Just muted the constant whine of the election news guys on the TV behind me. . . ears sagging from war words. Eyes bleeding red and blue.
I'm knackered of it all, and I don't even get to vote.
But it's not just the election. I had a few thoughts about my discombobulated nature on Thursday while driving my car across the Sierras and in Sacramento traffic, trailing the 26 foot big rig Penske that Jonathan drove. The entire four days we spent travelling from Denver to Salt Lake to Reno and finally to Lodi felt weird. I kept thinking, This move doesn't feel real. I don't have a job waiting for me. We're leaving our friends and family indefinitely, with no time limit. Two months ago we were squeezed into a city of 8 million people, now we'll have room to breathe in a city of 60,000. Even now, after Jonathan and I have set up most of our possessions in our rented townhouse and we've been introduced to our generous, unselfish new church family, it still feels odd. Why?
I think I know why. It's crazy, I admit (and frankly I'm embarrassed to publish it, so let's keep it between you and I and the computer screen) but I think it has something to do with the fact that three people have told me within the last week that they think the world is going to end soon, and for some strange reason, I've absorbed it into the unfiltered part of my brain--the worrywart, unable-to-watch-suspenseful movies-because-of-stress brain, not the reasonable, level-headed ENFJ brain, of course. Case in point: As I've been cleaning and organizing the house these past few days, I've been mentally making some goals and planning a cover letter for my resume. But before I can stop my thoughts, I find myself thinking: Why should I make plans? The world will be over and done with and my energies wasted.

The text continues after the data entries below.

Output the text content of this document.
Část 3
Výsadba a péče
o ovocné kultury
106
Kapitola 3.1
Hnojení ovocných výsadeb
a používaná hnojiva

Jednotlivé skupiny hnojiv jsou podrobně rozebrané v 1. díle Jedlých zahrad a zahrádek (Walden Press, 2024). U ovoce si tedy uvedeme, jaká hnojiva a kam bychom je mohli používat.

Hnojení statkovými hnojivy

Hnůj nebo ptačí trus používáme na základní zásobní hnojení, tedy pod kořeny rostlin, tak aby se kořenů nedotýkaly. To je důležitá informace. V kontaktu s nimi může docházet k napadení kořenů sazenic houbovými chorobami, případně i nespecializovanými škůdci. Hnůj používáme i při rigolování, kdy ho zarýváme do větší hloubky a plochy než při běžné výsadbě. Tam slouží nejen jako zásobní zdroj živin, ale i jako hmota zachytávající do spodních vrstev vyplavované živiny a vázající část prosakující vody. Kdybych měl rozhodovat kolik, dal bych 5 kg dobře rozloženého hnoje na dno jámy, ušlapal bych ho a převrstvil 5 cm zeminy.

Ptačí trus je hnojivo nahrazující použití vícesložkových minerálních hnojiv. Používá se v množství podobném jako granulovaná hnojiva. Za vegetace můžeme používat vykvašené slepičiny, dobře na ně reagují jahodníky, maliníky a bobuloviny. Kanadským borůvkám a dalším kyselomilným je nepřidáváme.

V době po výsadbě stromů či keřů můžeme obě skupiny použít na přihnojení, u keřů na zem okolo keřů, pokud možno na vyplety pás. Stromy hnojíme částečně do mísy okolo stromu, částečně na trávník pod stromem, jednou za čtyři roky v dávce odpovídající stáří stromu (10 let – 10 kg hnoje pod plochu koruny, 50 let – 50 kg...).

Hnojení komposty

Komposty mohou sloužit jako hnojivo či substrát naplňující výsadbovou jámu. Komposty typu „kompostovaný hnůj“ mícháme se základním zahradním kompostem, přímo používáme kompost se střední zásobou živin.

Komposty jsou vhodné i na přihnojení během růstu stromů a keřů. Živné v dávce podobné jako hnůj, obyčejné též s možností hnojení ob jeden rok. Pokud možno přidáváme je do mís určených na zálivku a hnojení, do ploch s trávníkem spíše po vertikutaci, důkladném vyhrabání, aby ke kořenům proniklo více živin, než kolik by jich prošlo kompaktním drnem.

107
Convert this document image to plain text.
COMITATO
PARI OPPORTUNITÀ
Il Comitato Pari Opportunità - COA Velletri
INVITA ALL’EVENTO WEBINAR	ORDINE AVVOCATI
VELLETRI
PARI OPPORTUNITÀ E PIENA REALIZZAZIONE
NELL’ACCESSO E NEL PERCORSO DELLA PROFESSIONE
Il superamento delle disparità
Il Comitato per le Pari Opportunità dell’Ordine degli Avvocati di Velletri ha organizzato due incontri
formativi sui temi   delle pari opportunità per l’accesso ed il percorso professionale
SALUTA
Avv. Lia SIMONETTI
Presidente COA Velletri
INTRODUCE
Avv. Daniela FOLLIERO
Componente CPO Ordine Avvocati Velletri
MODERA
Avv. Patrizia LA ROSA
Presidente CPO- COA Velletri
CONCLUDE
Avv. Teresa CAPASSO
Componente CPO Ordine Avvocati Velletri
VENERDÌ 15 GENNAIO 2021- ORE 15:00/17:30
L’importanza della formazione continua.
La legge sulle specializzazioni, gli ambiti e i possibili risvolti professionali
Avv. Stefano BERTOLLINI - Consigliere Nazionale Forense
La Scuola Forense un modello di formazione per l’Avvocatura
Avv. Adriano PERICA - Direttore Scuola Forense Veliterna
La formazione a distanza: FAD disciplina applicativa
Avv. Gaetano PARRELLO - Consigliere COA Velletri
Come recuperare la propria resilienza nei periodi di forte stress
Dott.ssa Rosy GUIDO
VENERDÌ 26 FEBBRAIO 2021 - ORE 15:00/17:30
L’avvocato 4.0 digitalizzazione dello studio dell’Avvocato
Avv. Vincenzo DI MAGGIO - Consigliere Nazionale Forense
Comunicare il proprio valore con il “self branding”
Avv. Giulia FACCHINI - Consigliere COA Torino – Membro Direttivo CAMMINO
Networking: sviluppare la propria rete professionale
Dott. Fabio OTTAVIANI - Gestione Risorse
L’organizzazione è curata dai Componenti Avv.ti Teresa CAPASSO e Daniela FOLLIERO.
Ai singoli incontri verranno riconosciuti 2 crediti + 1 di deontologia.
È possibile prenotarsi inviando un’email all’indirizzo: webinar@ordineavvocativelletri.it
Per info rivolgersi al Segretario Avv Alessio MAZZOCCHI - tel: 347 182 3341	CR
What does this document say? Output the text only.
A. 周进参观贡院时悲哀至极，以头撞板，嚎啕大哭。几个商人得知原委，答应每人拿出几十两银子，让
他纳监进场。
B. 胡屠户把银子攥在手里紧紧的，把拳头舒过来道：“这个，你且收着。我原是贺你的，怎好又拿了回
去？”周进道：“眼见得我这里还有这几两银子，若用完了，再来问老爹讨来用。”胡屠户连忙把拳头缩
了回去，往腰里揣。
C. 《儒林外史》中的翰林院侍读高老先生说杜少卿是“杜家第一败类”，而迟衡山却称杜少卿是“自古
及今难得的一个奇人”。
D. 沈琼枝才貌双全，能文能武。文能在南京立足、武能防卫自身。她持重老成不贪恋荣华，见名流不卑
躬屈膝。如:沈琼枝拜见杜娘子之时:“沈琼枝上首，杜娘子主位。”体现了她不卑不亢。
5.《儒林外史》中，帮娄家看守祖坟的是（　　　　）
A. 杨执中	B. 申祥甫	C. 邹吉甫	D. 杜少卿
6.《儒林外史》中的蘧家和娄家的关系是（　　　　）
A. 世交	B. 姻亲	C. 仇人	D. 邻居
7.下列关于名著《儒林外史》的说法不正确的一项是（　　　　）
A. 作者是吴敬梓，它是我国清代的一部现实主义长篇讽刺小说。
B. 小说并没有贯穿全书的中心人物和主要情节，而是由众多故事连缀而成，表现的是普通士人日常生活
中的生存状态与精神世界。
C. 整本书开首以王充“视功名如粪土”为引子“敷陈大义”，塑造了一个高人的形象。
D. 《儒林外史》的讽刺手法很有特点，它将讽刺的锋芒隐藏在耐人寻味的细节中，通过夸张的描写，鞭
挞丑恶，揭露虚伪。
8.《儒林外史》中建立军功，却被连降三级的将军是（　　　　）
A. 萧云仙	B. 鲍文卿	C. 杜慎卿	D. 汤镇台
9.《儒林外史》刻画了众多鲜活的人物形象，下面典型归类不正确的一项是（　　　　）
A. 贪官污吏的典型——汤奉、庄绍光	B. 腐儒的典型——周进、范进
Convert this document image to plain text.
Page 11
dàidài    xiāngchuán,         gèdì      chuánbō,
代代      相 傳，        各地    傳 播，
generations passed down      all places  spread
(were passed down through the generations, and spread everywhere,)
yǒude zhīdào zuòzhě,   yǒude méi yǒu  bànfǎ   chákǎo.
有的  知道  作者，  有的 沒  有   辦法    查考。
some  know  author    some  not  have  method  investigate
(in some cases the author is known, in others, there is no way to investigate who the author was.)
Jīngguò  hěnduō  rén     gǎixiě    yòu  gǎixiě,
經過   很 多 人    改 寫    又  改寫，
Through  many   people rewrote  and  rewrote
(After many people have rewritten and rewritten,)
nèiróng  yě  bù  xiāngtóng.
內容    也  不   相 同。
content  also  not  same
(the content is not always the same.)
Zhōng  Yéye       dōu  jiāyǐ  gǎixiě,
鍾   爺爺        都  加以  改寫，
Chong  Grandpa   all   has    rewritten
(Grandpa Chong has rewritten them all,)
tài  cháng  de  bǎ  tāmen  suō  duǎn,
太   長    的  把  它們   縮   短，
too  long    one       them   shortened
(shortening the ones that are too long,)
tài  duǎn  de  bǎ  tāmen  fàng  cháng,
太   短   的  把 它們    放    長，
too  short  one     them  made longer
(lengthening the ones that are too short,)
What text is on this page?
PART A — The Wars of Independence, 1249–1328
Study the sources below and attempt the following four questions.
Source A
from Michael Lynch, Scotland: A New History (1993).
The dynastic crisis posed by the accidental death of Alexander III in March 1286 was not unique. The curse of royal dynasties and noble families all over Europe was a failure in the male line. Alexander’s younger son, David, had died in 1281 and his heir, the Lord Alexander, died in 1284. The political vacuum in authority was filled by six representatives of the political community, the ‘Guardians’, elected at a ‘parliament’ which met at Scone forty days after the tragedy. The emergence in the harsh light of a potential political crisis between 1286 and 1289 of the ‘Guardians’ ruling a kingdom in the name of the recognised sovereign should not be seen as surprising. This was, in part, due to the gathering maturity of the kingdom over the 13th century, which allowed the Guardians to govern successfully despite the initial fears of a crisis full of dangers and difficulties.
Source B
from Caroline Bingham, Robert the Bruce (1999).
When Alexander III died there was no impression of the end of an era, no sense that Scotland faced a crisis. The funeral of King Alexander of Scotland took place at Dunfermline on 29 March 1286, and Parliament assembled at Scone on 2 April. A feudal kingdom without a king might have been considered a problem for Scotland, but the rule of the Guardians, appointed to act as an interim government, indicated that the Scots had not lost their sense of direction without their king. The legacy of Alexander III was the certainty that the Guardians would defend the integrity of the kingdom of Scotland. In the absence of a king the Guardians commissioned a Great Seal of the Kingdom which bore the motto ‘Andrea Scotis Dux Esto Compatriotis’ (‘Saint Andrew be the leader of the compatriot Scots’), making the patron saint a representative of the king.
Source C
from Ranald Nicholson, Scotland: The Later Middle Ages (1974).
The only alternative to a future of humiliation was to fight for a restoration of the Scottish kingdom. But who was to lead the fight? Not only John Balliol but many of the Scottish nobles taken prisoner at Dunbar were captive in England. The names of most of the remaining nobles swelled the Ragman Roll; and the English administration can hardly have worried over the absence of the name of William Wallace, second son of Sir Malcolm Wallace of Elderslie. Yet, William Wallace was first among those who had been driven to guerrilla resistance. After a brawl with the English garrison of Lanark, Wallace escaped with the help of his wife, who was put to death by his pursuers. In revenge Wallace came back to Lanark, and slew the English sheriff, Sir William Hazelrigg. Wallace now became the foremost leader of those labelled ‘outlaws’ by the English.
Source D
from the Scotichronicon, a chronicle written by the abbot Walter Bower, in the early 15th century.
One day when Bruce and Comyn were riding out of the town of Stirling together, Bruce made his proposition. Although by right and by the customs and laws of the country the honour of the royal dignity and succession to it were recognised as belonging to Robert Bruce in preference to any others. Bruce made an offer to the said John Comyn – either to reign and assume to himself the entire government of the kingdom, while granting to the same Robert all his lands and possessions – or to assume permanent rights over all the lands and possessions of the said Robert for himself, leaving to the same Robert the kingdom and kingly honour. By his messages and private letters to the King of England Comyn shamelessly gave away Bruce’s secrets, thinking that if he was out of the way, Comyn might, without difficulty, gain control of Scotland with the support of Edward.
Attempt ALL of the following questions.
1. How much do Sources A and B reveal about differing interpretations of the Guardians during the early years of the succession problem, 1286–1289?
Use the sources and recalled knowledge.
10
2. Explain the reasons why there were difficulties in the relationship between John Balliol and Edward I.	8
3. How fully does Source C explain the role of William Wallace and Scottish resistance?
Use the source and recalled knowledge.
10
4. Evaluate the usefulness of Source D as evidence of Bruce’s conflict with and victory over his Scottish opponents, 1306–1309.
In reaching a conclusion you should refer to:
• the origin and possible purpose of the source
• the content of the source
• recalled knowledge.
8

This is pure INSANITY! Besides the fact that throughout human history people have been unsuccessfully predicting the last days, up to the actual date and time, and besides the fact that God told us we will never know the exact time, there are so many reasons why both the prediction of and the fact of the world ending are not worth worrying about. Especially as I establish a new life with the love of my life. This should be a fun change. But regardless, these are my first emotional thoughts. The scared looks on familiar faces have imprinted themselves on my mood, and I am psychologically scarred by the combination of economic crisis + election + end time fear + personal life juggling.
All I want right now is to cozy up to the familiar--to laugh with people I love, to watch the Office, to fantasize about the same future I fantasized about as a girl, to have a world of possibility wide open in front of me. Is maturity really a backward process... going back to childlike faith?
I know God's plans are perfect. But sometimes my desires are just too normal for his supernormal plans.